Home Tech I tried the Tropf-Blumat irrigation system and it turned my container garden into an oasis

I tried the Tropf-Blumat irrigation system and it turned my container garden into an oasis

0 comments
Hand holding a cone shaped valve

a couple of summers I recently started having a problem with the plants on my roof deck. Specifically, I didn’t have a reliable way to water my herb garden for an extended period of time. Yes, I could ask my neighbors to do it from time to time, but I go a lot and I didn’t want to spend all my goodwill credit in one place.

My setup also posed problems. It’s a pot, trough and planter garden, known as a container garden, that follows the periphery of my 10-by-17-foot deck. A sprinkler with a timer wouldn’t work, because I didn’t want to soak my entire deck and waste water, and watering spikes or globes wouldn’t last long enough. Additionally, I had a variety of pot and planter sizes, ranging from four 20-liter galvanized tubs to a pair of 100-gallon waterers, along with a 1-cubic-foot ceramic pot that insulates my mint and a mini waterer for my sage.
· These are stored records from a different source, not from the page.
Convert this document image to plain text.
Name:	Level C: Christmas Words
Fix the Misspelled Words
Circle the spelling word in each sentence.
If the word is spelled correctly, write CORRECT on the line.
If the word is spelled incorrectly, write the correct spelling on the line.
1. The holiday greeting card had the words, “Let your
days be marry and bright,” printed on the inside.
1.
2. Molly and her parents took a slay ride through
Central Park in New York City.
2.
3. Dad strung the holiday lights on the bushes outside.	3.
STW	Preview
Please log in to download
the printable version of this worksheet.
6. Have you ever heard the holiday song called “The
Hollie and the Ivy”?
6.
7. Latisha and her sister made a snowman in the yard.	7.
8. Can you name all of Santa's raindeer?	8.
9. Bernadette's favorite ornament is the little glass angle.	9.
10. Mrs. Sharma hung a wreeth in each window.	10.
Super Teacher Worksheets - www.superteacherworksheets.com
All in all it’s a nice little setup, but everyone has different watering needs. Talking to people at garden centers confirmed that there weren’t many options for the type of automated watering I wanted to do.

drop drip

After a ridiculous amount of research, I zeroed in on a solution. An Austrian company called Blumat has a system that uses a spike-shaped sensor (more colloquially called a “carrot”) that has a ceramic cone beneath a sealed water chamber. It’s all covered with a diaphragm that’s connected to a small valve on top, making it a sleek, sealed, self-contained valve that controls flow through a 3-millimeter drip tube. When the soil around the cone dries, osmosis through the ceramic lowers a diaphragm at the top, gradually opening the valve and allowing water to flow through the tube. When the soil is wet, the diaphragm rises and the valve closes.

Photography: Tropf Blumat

There are many specialist kits and parts from Blumat, and finding out exactly what I needed was daunting, so I called Sustainable Village, Blumat distributor in Colorado, looking for help. It’s possible to improvise, but you’ll probably benefit from doing the same.

This meant that I needed several different parts of what they call Tropf-Blumat system (“tropf” means “drip” in German), including sensors; things called “drip tape,” which is like a soaker hose; and small strings of “drippers” that connect to the sensor and distribute water around medium-sized pots. There was also a “flow reducer” that connects to the faucet and regulates the pressure, a pencil-thick rubber feed tube, and a roll of 3-millimeter drip tubing that connected the feed line to the sensor in each pot.

Blumat’s site recommends the Tropf configuration for “plants on balconies, patios, greenhouses and raised beds.” The representative guided me to a couple of kits and a couple of individual items.

Photography: Tropf Blumat

Some assembly required

When it all arrived, there were enough details that it reminded me of an adult Lego game, complicated enough that I cleaned my dining room table and chairs, made cardboard cutouts of my pots and feeders, and laid out all my new supplies. This was extra work, but it allowed me to stay organized, since each installation is essentially custom. My 20 liter tubs and sage waterer would each have a sensor to control the flow to a series of drippers to distribute the water evenly. Each of the hundred-gallon waterers had an extra-large sensor that controlled flow to the drip tape that zigzagged across the soil surface.

After a couple of hours of installation, I turned on the faucet and held my breath. Some of the drippers started dripping very slowly and some didn’t. For a while nothing visible happened in the large feeders, as it took a while for the drip tape to start sweating water droplets. It soon became clear that by having one sensor per container, the flow of each one could be customized. A plant that was very thirsty or bathed in the sun received more water, while a succulent that drank slowly in the shade received less. Over the next few days, I checked the soil in each pot and used the valve on the top of each sensor to adjust the flow.